En realidad, conoce y aprecia el flamenco, lo que rechaza es la conversión en un producto comercial y decadente de lo que él considera algo propio de la intimidad o las celebraciones del pueblo andaluz. Para el autor, se trata de una apropiación de las clases altas del sustrato popular y, a la vez, de un vehículo de adocenamiento de las clases populares, que incidía en las características más chuscas de lo español: lo canalla, el matonismo que “prefiere la navaja al revólver”, la juerga, el género chico, la prostitución…Considera que esta caspa antopológica anida en todas las clases sociales y muestra gesto desideologizado (que se podía encontrar en cualquier partido) en forma de compadreo y caciquismo.
Como fruto de este rechazo a ese aspecto incivilizado de lo español detesta lo mismo el flamenquismo como cultura de masasflamenquismo –rechaza a la Niña de los Peines pero no al gitano que canta en su fragua–, que el sombrero de ala ancha, la guitarra o los toros.
Por poner en contexto el antiflamenquismo del momento, no exclusivo de Eugenio Noel, cabe explicar que es en la segunda mitad del siglo XIX cuando comienza a aparecer el flamenco en los cafés cantante, dando lugar a un género profesionalizado que, poco a poco, irá convirtiéndose en ciertos ambientes en emblema de lo español.
La idea obedece a la proyección de lo flamenco como expresión del espíritu del pueblo idealizado por algunas élites culturales, practicado no por cantantes sino por herreros y otros oficios en sus reuniones íntimas o familiares. Será lo que produzca el antiflamenquismo, presente también en buena parte de la Generación del 98, que considera que se ha producido poco menos que un hurto del alma de lo popular. Y de nuevo la misma idea subyace en el 27, cuando Federico García Lorca y Manuel de Falla organizan el Concurso de Cante Jondo de Granada, en 1922.
La crítica se ampliaba a la cuestión moral, con la caracterización de los cafés cantantes como lugares de mal vivir, y también a la proyección de la España de pandereta en el exterior, cuando los cuadros flamencos empiezan a ponerse de moda en ámbitos internacionales. En el momento en el que escribe Noel Señoritos chulos, fenómenos, gitanos y flamencos y otros textos, el café cantante está ya en decandecia y el flamenco está ocupando lugares más amplios y visibles en la sociedad del momento.

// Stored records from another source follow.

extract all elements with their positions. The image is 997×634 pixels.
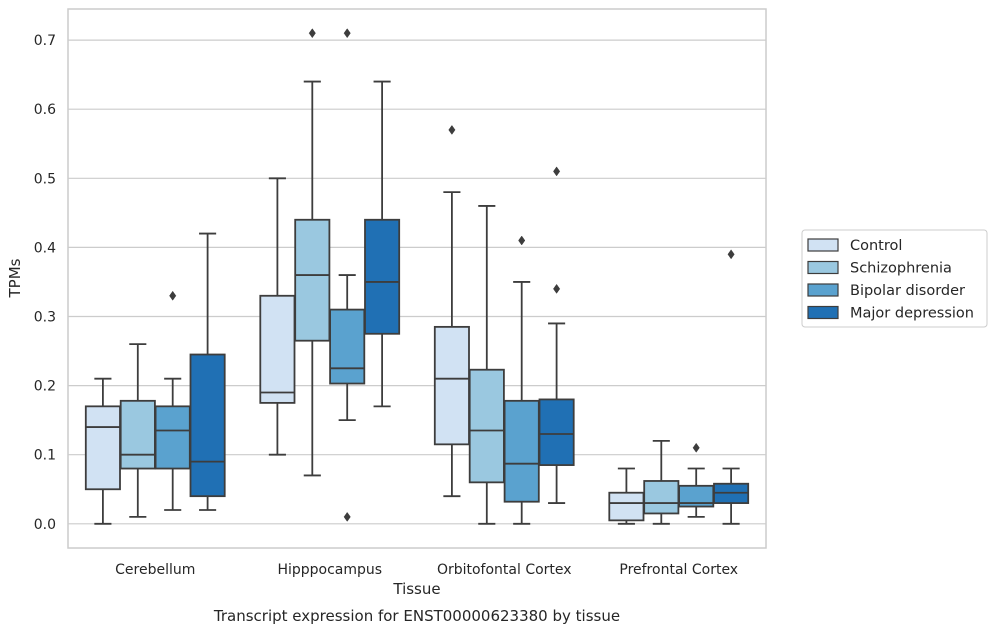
- box-major-depression: [364, 80, 401, 408]
- legend-label: Bipolar disorder: [850, 283, 965, 299]
- outlier-marker: [308, 28, 316, 39]
- box-schizophrenia: [468, 205, 505, 525]
- box-bipolar-disorder: [154, 290, 191, 511]
- y-axis-label: TPMs: [6, 258, 24, 298]
- box-control: [433, 124, 470, 498]
- y-tick-label: 0.5: [34, 171, 56, 187]
- x-axis-label: Tissue: [392, 580, 440, 598]
- y-tick-label: 0.6: [34, 102, 56, 118]
- box-iqr: [503, 399, 540, 503]
- boxes: [84, 28, 750, 525]
- box-iqr: [329, 308, 366, 385]
- box-control: [608, 467, 645, 525]
- plot-area-frame: [67, 8, 767, 549]
- y-tick-labels: 0.0 0.1 0.2 0.3 0.4 0.5 0.6 0.7: [34, 33, 56, 533]
- box-iqr: [468, 368, 505, 484]
- legend-label: Control: [850, 238, 902, 254]
- box-iqr: [538, 398, 575, 466]
- outlier-marker: [448, 124, 456, 135]
- x-tick-label: Cerebellum: [115, 562, 195, 578]
- box-major-depression: [189, 232, 226, 511]
- legend: Control Schizophrenia Bipolar disorder Majo…: [801, 229, 988, 328]
- legend-label: Schizophrenia: [850, 261, 952, 277]
- outlier-marker: [553, 283, 561, 294]
- legend-swatch: [807, 238, 839, 252]
- outlier-marker: [343, 28, 351, 39]
- box-major-depression: [713, 249, 750, 525]
- y-tick-label: 0.2: [34, 379, 56, 395]
- y-tick-label: 0.1: [34, 448, 56, 464]
- y-tick-label: 0.3: [34, 310, 56, 326]
- outlier-marker: [343, 511, 351, 522]
- box-schizophrenia: [119, 343, 156, 518]
- box-control: [84, 377, 121, 525]
- box-bipolar-disorder: [329, 28, 366, 522]
- legend-swatch: [807, 305, 839, 320]
- chart-caption: Transcript expression for ENST0000062338…: [213, 607, 620, 625]
- box-iqr: [294, 218, 331, 342]
- x-tick-label: Hipppocampus: [277, 562, 382, 578]
- box-schizophrenia: [294, 28, 331, 477]
- box-iqr: [259, 294, 296, 404]
- box-major-depression: [538, 166, 575, 504]
- outlier-marker: [169, 290, 177, 301]
- outlier-marker: [553, 166, 561, 177]
- box-bipolar-disorder: [503, 235, 540, 525]
- box-iqr: [433, 325, 470, 446]
- outlier-marker: [727, 249, 735, 260]
- box-iqr: [608, 491, 645, 522]
- y-tick-label: 0.4: [34, 240, 56, 256]
- box-schizophrenia: [643, 439, 680, 525]
- box-bipolar-disorder: [678, 442, 715, 518]
- legend-frame: [801, 229, 988, 328]
- box-iqr: [119, 399, 156, 470]
- legend-swatch: [807, 283, 839, 297]
- outlier-marker: [518, 235, 526, 246]
- box-iqr: [364, 218, 401, 335]
- x-tick-labels: Cerebellum Hipppocampus Orbitofontal Corte…: [115, 562, 738, 578]
- x-tick-label: Prefrontal Cortex: [619, 562, 738, 578]
- outlier-marker: [692, 442, 700, 453]
- box-iqr: [189, 353, 226, 498]
- box-iqr: [643, 480, 680, 515]
- legend-swatch: [807, 260, 839, 275]
- y-tick-label: 0.0: [34, 517, 56, 533]
- y-tick-label: 0.7: [34, 33, 56, 49]
- box-iqr: [154, 405, 191, 470]
- box-iqr: [84, 405, 121, 491]
- legend-label: Major depression: [850, 306, 974, 322]
- box-control: [259, 177, 296, 456]
- x-tick-label: Orbitofontal Cortex: [437, 562, 572, 578]
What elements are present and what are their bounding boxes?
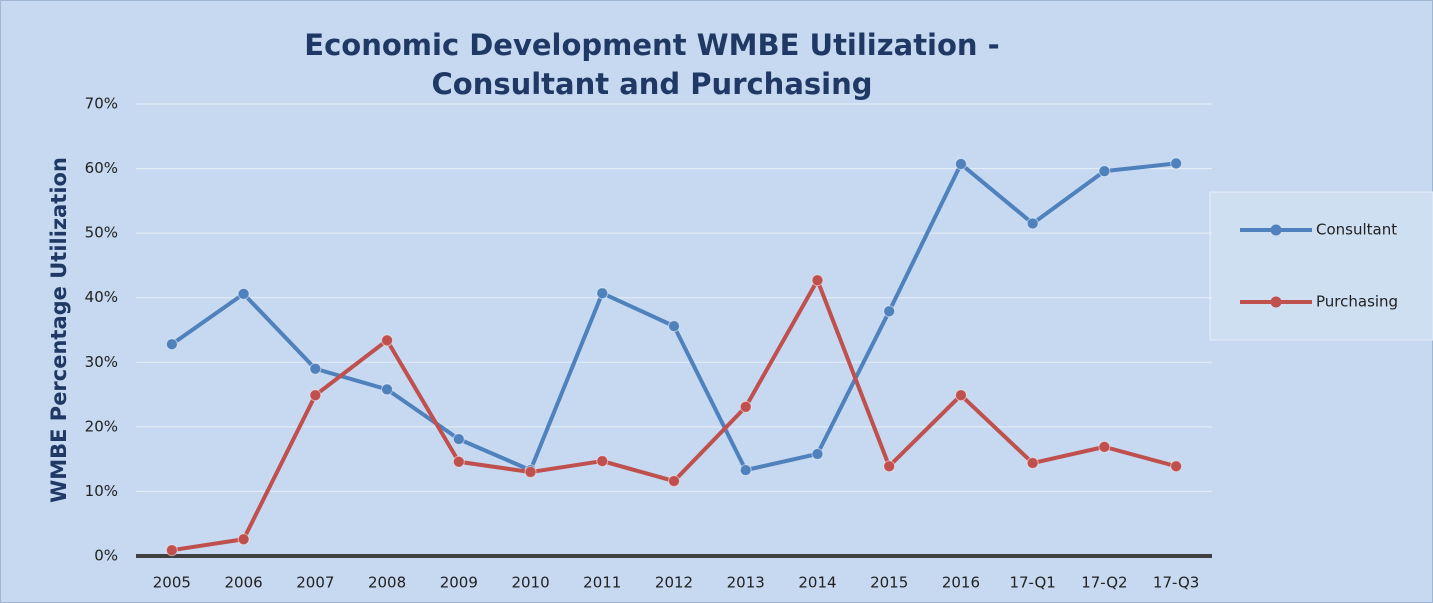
x-tick-label: 2014 xyxy=(798,574,836,592)
x-tick-label: 2006 xyxy=(225,574,263,592)
legend-box xyxy=(1209,191,1433,341)
y-tick-label: 10% xyxy=(85,482,118,500)
x-tick-label: 2016 xyxy=(942,574,980,592)
x-tick-label: 2007 xyxy=(296,574,334,592)
chart-title: Economic Development WMBE Utilization - xyxy=(304,28,999,62)
point xyxy=(596,287,609,300)
point xyxy=(1098,440,1111,453)
point xyxy=(1170,157,1183,170)
y-tick-label: 40% xyxy=(85,288,118,306)
point xyxy=(165,544,178,557)
point xyxy=(237,287,250,300)
x-tick-label: 2013 xyxy=(727,574,765,592)
point xyxy=(165,338,178,351)
point xyxy=(596,455,609,468)
x-tick-label: 17-Q2 xyxy=(1081,574,1127,592)
point xyxy=(739,464,752,477)
point xyxy=(1170,460,1183,473)
point xyxy=(381,383,394,396)
point xyxy=(381,334,394,347)
x-tick-label: 2008 xyxy=(368,574,406,592)
y-axis-label: WMBE Percentage Utilization xyxy=(47,157,71,503)
point xyxy=(1026,457,1039,470)
point xyxy=(883,460,896,473)
y-tick-label: 20% xyxy=(85,417,118,435)
point xyxy=(668,320,680,333)
point xyxy=(452,455,465,468)
legend-marker xyxy=(1270,224,1282,236)
point xyxy=(954,158,967,171)
x-tick-label: 2015 xyxy=(870,574,908,592)
point xyxy=(1098,165,1111,178)
x-tick-label: 17-Q3 xyxy=(1153,574,1199,592)
point xyxy=(237,533,250,546)
x-tick-label: 2005 xyxy=(153,574,191,592)
y-tick-label: 0% xyxy=(94,547,118,565)
point xyxy=(524,466,537,479)
legend-marker xyxy=(1270,296,1282,308)
x-tick-label: 2012 xyxy=(655,574,693,592)
point xyxy=(739,400,752,413)
chart-title: Consultant and Purchasing xyxy=(431,67,872,101)
x-tick-label: 2011 xyxy=(583,574,621,592)
y-tick-label: 70% xyxy=(85,95,118,113)
x-tick-label: 2010 xyxy=(511,574,549,592)
point xyxy=(668,475,680,488)
legend-label: Purchasing xyxy=(1316,293,1398,311)
point xyxy=(309,389,322,402)
y-tick-label: 60% xyxy=(85,159,118,177)
x-tick-label: 17-Q1 xyxy=(1009,574,1055,592)
point xyxy=(883,305,896,318)
y-tick-label: 50% xyxy=(85,224,118,242)
point xyxy=(309,362,322,375)
point xyxy=(1026,217,1039,230)
legend-label: Consultant xyxy=(1316,221,1397,239)
point xyxy=(811,447,824,460)
point xyxy=(452,433,465,446)
x-tick-label: 2009 xyxy=(440,574,478,592)
point xyxy=(811,274,824,287)
point xyxy=(954,389,967,402)
y-tick-label: 30% xyxy=(85,353,118,371)
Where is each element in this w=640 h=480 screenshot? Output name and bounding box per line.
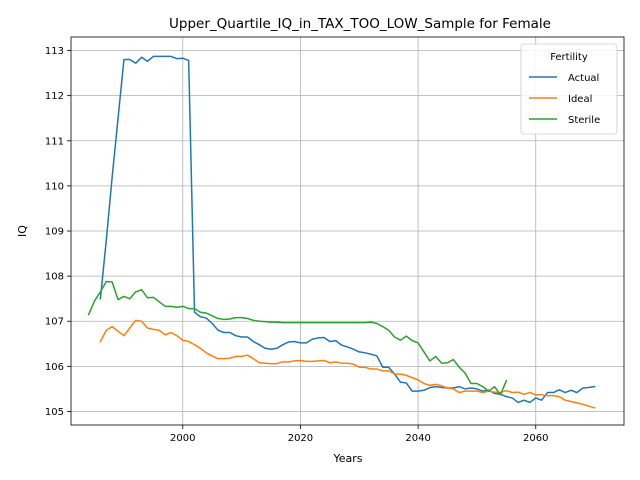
legend-title: Fertility — [550, 52, 588, 63]
y-tick-label: 107 — [45, 317, 64, 328]
legend-label-sterile: Sterile — [568, 115, 600, 126]
x-axis-label: Years — [332, 452, 362, 465]
y-tick-label: 110 — [45, 181, 64, 192]
y-tick-label: 108 — [45, 272, 64, 283]
y-tick-label: 109 — [45, 227, 64, 238]
grid-lines — [71, 37, 624, 425]
legend-label-actual: Actual — [568, 73, 599, 84]
series-line-sterile — [87, 280, 508, 396]
y-tick-label: 105 — [45, 407, 64, 418]
legend: Fertility Actual Ideal Sterile — [520, 43, 618, 135]
x-tick-label: 2020 — [288, 433, 313, 444]
y-tick-label: 106 — [45, 362, 64, 373]
series-line-actual — [99, 55, 596, 404]
series-lines — [87, 55, 596, 409]
x-tick-label: 2000 — [170, 433, 195, 444]
chart-title: Upper_Quartile_IQ_in_TAX_TOO_LOW_Sample … — [169, 16, 551, 32]
legend-label-ideal: Ideal — [568, 94, 592, 105]
legend-entry-ideal: Ideal — [529, 94, 592, 105]
legend-entry-sterile: Sterile — [529, 115, 600, 126]
y-axis-label: IQ — [16, 225, 29, 237]
legend-entry-actual: Actual — [529, 73, 599, 84]
y-tick-label: 112 — [45, 91, 64, 102]
axis-ticks: 2000 2020 2040 2060 105 106 107 108 109 110 111 112… — [45, 46, 549, 444]
x-tick-label: 2060 — [523, 433, 548, 444]
legend-box — [520, 43, 618, 135]
x-tick-label: 2040 — [405, 433, 430, 444]
series-line-ideal — [99, 319, 596, 409]
y-tick-label: 113 — [45, 46, 64, 57]
y-tick-label: 111 — [45, 136, 64, 147]
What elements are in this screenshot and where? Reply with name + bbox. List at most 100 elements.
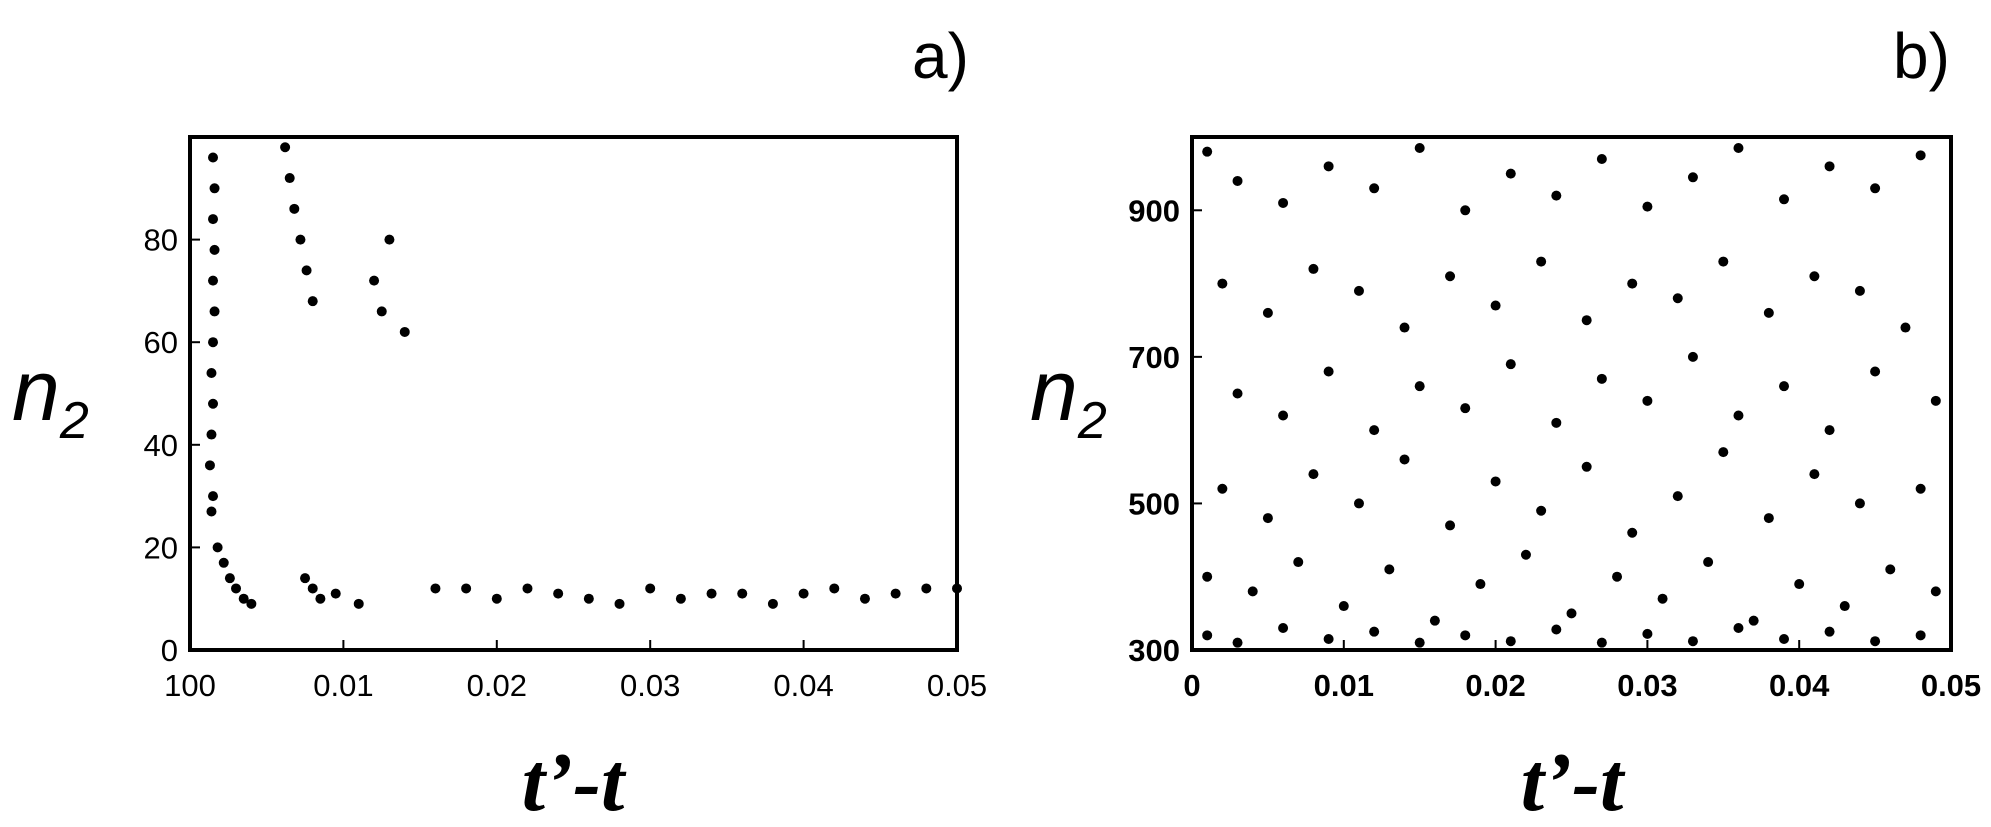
panel-b-data-point-0-42: [1642, 395, 1653, 406]
panel-a-data-point-0-43: [706, 588, 717, 599]
panel-a-data-point-0-0: [208, 152, 219, 163]
panel-b-data-point-0-29: [1763, 307, 1774, 318]
panel-a-x-tick-label-0: 100: [164, 668, 216, 703]
panel-b-data-point-0-1: [1232, 175, 1243, 186]
panel-b-data-point-0-74: [1612, 571, 1623, 582]
panel-a-data-point-0-29: [353, 598, 364, 609]
panel-b-data-point-0-30: [1809, 271, 1820, 282]
panel-b-data-point-0-36: [1369, 425, 1380, 436]
panel-a-data-point-0-30: [369, 275, 380, 286]
panel-b-data-point-0-41: [1596, 373, 1607, 384]
panel-b-data-point-0-47: [1870, 366, 1881, 377]
panel-a-x-tick-label-4: 0.04: [773, 668, 833, 703]
panel-b-data-point-0-80: [1885, 564, 1896, 575]
panel-b-data-point-0-71: [1475, 579, 1486, 590]
panel-b-data-point-0-4: [1369, 183, 1380, 194]
panel-b-data-point-0-98: [1915, 630, 1926, 641]
panel-a-x-tick-label-3: 0.03: [620, 668, 680, 703]
panel-b-data-point-0-96: [1824, 626, 1835, 637]
panel-b-points: [1202, 142, 1941, 648]
panel-b-y-tick-label-3: 900: [1128, 193, 1180, 228]
panel-a-data-point-0-20: [284, 173, 295, 184]
panel-b-data-point-0-21: [1399, 322, 1410, 333]
panel-b-data-point-0-97: [1870, 636, 1881, 647]
panel-a-data-point-0-50: [921, 583, 932, 594]
panel-b-data-point-0-87: [1414, 637, 1425, 648]
panel-b-data-point-0-83: [1232, 637, 1243, 648]
panel-a-data-point-0-17: [238, 593, 249, 604]
panel-a-data-point-0-18: [246, 598, 257, 609]
panel-b-data-point-0-53: [1399, 454, 1410, 465]
panel-b-tag: b): [1893, 20, 1950, 92]
panel-b-x-tick-label-2: 0.02: [1465, 668, 1525, 703]
panel-a-data-point-0-10: [204, 460, 215, 471]
panel-b-data-point-0-62: [1809, 469, 1820, 480]
panel-b-data-point-0-85: [1323, 634, 1334, 645]
panel-b-data-point-0-5: [1414, 142, 1425, 153]
panel-b-data-point-0-39: [1505, 359, 1516, 370]
panel-b-data-point-0-19: [1308, 263, 1319, 274]
panel-b-data-point-0-63: [1854, 498, 1865, 509]
panel-b-data-point-0-24: [1536, 256, 1547, 267]
panel-b-data-point-0-2: [1278, 197, 1289, 208]
panel-b-data-point-0-16: [1915, 150, 1926, 161]
panel-b-data-point-0-78: [1794, 579, 1805, 590]
panel-a-x-tick-label-1: 0.01: [313, 668, 373, 703]
panel-b-data-point-0-8: [1551, 190, 1562, 201]
panel-a-data-point-0-15: [224, 573, 235, 584]
panel-b-data-point-0-28: [1718, 256, 1729, 267]
panel-a-data-point-0-11: [208, 491, 219, 502]
panel-b-data-point-0-75: [1657, 593, 1668, 604]
panel-a-data-point-0-16: [231, 583, 242, 594]
panel-a-tag: a): [912, 20, 969, 92]
panel-b-y-tick-label-0: 300: [1128, 633, 1180, 668]
panel-b-data-point-0-38: [1460, 403, 1471, 414]
panel-a-data-point-0-22: [295, 234, 306, 245]
panel-b-data-point-0-45: [1779, 381, 1790, 392]
panel-a-data-point-0-23: [301, 265, 312, 276]
panel-b-y-tick-label-2: 700: [1128, 340, 1180, 375]
panel-a-data-point-0-39: [583, 593, 594, 604]
panel-b-data-point-0-90: [1551, 624, 1562, 635]
panel-a-x-axis-label: t’-t: [522, 736, 627, 827]
panel-a-data-point-0-36: [491, 593, 502, 604]
panel-b-data-point-0-51: [1308, 469, 1319, 480]
panel-b-data-point-0-86: [1369, 626, 1380, 637]
panel-b-data-point-0-50: [1262, 513, 1273, 524]
panel-a-data-point-0-47: [829, 583, 840, 594]
panel-b-data-point-0-26: [1627, 278, 1638, 289]
panel-b-data-point-0-7: [1505, 168, 1516, 179]
panel-a-data-point-0-14: [218, 557, 229, 568]
panel-a-data-point-0-33: [399, 326, 410, 337]
panel-a-data-point-0-4: [208, 275, 219, 286]
panel-b-data-point-0-54: [1445, 520, 1456, 531]
panel-b-data-point-0-20: [1353, 285, 1364, 296]
panel-b-data-point-0-32: [1900, 322, 1911, 333]
panel-b-data-point-0-15: [1870, 183, 1881, 194]
panel-b-data-point-0-33: [1232, 388, 1243, 399]
panel-a-data-point-0-34: [430, 583, 441, 594]
panel-a-y-tick-label-2: 40: [144, 428, 178, 463]
panel-b-y-axis-label-subscript: 2: [1077, 392, 1107, 450]
panel-b-data-point-0-10: [1642, 201, 1653, 212]
panel-b-data-point-0-11: [1687, 172, 1698, 183]
panel-a-y-tick-label-3: 60: [144, 325, 178, 360]
panel-b-x-tick-label-0: 0: [1183, 668, 1200, 703]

Para entender en su contexto el pensamiento de Noel acerca de la apropiación por parte de las élites de elementos populares hemos hablado con el historiador e investigador del mundo romaní Rafael Buhigas. En su opinión, a pesar de producirse una denuncia del hurto de lo popular su obra convierte al gitano en responsable de propagar por España el germen de la no civilización, lo que se ve, dice, muy bien en Señoritos, chulos…
Su verborrea antitaurina también le hizo ser un personaje solicitado y, a la vez, odiado, propiciando una proyección pública que a menudo le llevó a las páginas de la prensa y a las conversaciones del momento. Así sucedió cuando, en 1912, siendo ya conocida su postura, El Gallo le brindó faena y oreja en una corrida, o cuando se supo que alternó en Sevilla con el mismo diestro, Joselito o Belmonte. Es, en realidad, una prueba de la teatralidad de su personaje público, que no de la incoherencia de su pensamiento. Pero no todos los taurinos se llevaron tan bien con Noel como aquellos toreros en noches de farra. En una ocasión una conferencia programada en el barrio de Triana contra Belmonte provocó la preocupación del gobernador civil y en algunas ocasiones el escritor tuvo que salir por patas.
Eugenio Noel murió sin un duro –pedigrí de bohemio– en un hospital benéfico de Barcelona en abril de 1936. El Ayuntamiento de Madrid solicitó que el cuerpo se repatriara a su ciudad natal en tren y dicen que el vagón en el que viajaba quedó olvidado en una vía muerta. Una vez descubierto el entuerto, el cadáver continuó su viaje y fue enterrado en el cementerio civil de Madrid.